In a five-page follow-up letter to Mr. Weinsheimer on Feb. 12, Mr. Sauber and Mr. Bauer forcefully rejected his response. They argued that Mr. Comey had “of course” made his comment about Mrs. Clinton to explain that he believed the evidence showed her actions were “extremely careless” but did not cross the line into chargeable conduct.
And, they noted, the inspector general report had actually laid out a general principle that “department prosecutors” — not just F.B.I. officials — should not “insinuate or allege that an individual who has not been charged with a crime is nevertheless guilty of some wrongdoing.”
The White House also attached to its Feb. 7 letter to Mr. Garland two earlier letters that another White House lawyer, Richard Sauber, had sent to Mr. Hur and his deputy in September and October. The first had objected to Mr. Hur’s making Mr. Biden’s vice-presidential diaries part of the focus of the criminal investigation, given precedents like Reagan.
The second asked Mr. Hur, in writing his report, to scrupulously adhere to “principles of fundamental fairness” and policies about not disclosing information that would unfairly tarnish anyone not being charged with a crime, citing the likelihood that Mr. Garland would make his report public.
In that sense, the exchange underscored a disconnect between department regulations for special counsel investigations, which were written in 1999 amid bipartisan consensus that a previous independent counsel law had let special investigators run amok, and how such inquiries have worked in practice.

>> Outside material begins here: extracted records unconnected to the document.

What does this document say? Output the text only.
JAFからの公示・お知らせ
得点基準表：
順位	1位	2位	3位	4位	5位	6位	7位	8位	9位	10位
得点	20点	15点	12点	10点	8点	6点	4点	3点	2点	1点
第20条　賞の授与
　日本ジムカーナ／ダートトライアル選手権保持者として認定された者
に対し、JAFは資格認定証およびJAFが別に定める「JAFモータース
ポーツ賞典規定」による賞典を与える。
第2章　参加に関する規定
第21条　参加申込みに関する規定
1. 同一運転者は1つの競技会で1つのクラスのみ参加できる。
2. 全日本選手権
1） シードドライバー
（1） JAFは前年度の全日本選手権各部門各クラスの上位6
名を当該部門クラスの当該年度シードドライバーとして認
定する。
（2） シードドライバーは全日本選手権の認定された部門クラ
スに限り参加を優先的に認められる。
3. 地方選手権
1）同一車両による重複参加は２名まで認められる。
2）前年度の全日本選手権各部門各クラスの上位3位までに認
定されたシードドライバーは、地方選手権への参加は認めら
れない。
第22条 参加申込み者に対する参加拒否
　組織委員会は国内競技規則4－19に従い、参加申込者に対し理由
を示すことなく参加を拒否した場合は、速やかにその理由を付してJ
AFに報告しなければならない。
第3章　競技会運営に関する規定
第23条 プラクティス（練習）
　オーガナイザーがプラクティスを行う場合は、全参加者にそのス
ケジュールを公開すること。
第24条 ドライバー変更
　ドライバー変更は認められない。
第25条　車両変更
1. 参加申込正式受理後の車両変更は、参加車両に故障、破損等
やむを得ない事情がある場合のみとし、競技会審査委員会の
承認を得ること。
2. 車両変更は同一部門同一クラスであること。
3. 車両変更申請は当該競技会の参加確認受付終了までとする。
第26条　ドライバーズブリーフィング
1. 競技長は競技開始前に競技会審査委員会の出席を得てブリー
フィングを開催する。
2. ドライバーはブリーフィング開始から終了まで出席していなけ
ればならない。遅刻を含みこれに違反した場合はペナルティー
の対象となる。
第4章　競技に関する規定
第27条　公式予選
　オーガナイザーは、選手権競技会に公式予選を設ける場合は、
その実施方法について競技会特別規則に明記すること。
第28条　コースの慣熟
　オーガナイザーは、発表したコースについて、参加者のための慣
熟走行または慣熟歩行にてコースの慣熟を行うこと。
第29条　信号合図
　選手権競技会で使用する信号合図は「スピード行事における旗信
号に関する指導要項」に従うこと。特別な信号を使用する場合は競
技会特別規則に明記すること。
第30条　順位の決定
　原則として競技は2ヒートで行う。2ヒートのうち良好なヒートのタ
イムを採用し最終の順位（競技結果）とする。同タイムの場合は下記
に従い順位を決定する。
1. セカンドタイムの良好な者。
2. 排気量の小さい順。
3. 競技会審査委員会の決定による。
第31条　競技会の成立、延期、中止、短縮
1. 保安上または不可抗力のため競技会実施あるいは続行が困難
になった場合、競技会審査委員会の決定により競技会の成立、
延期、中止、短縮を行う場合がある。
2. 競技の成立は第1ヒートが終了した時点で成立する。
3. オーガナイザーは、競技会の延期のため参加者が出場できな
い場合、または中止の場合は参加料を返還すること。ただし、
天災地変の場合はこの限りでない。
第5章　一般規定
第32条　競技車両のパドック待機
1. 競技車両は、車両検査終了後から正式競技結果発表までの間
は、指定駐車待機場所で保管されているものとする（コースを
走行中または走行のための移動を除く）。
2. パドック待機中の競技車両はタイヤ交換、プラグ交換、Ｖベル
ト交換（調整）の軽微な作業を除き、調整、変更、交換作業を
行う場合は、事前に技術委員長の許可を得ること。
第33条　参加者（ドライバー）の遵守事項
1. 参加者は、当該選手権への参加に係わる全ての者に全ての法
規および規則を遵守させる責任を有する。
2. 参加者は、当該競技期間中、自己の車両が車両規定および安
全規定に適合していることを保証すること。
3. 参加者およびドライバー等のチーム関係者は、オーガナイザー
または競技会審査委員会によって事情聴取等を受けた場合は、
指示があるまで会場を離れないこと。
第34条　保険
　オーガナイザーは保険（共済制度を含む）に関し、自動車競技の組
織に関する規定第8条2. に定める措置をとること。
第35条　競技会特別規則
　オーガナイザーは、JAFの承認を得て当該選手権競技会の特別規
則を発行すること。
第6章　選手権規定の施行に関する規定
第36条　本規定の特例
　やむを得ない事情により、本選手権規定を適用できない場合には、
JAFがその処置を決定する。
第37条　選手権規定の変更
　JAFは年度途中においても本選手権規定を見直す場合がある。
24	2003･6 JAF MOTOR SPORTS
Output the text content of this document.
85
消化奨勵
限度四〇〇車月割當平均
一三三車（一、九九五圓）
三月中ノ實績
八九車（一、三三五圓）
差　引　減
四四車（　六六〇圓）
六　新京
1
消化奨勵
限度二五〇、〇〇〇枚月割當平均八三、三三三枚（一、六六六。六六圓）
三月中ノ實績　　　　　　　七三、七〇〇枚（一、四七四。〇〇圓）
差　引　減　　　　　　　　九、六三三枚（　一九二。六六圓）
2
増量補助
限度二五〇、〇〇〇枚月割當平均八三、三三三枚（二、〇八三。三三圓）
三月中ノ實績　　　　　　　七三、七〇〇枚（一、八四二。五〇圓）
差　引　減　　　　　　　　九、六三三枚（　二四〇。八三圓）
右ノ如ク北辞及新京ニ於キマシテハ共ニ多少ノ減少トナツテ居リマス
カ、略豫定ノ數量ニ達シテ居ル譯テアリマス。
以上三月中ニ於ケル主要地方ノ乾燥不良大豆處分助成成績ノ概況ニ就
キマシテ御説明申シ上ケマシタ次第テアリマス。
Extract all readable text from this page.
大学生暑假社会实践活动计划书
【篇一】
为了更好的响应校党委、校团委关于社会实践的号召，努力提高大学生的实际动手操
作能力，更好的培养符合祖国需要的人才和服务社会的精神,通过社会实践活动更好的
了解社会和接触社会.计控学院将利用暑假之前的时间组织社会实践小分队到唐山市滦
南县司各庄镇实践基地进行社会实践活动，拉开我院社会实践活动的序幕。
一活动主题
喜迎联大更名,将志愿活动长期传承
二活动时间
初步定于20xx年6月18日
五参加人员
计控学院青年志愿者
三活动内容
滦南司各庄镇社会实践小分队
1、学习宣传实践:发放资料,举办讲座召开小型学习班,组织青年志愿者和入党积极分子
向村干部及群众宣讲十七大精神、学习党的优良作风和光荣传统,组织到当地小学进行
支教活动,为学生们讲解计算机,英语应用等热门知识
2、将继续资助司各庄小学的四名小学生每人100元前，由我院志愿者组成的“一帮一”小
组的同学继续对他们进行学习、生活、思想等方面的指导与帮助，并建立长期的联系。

The 1999 rules were developed in the wake of the investigation into President Bill Clinton conducted by Ken Starr, which morphed from scrutiny of a land deal into a lengthy and salacious report about an extramarital affair.
The regulations authorize an attorney general to block a special counsel’s action if it is “so inappropriate or unwarranted under established departmental practice that it should not be pursued.” But in practice attorneys general face significant political pressure not to interfere, lest they be accused of a cover-up.
And while the regulations call only for a special counsel to write a “confidential” report to the attorney general at the end of an inquiry explaining any decisions on charging, it has become the norm for special counsels to write lengthy narrative reports that are clearly intended to be made public — and that attorneys general have disclosed.
In defending Mr. Garland’s decision to go forward with releasing the Hur report, Mr. Weinsheimer argued that it was appropriate to do so because the language to which the Biden team was objecting went “directly” to detailing the basis for his decision not to bring charges in a high-profile and sensitive matter of national controversy.
“The report addresses whether the president, as a private citizen, mishandled classified information in violation of criminal laws,” Mr. Weinsheimer wrote. “This sits near the apex of the public interest. The report and its release, including the identified language, are consistent with department policies and practice.”
In their Feb. 12 follow-up letter, Mr. Sauber and Mr. Bauer also cited criticism of the department’s actions from three former high-level officials in previous Democratic administrations: former Attorney General Eric H. Holder Jr., former Deputy Attorney General Jamie Gorelick, and Preet Bharara, the former U.S. attorney for the Southern District of New York.
“The choice to include these — and it was undoubtedly a choice — is inconsistent with a good-faith attempt to comply with the special counsel regulations or to live up to the department’s tradition of refraining from criticism of uncharged conduct,” they wrote.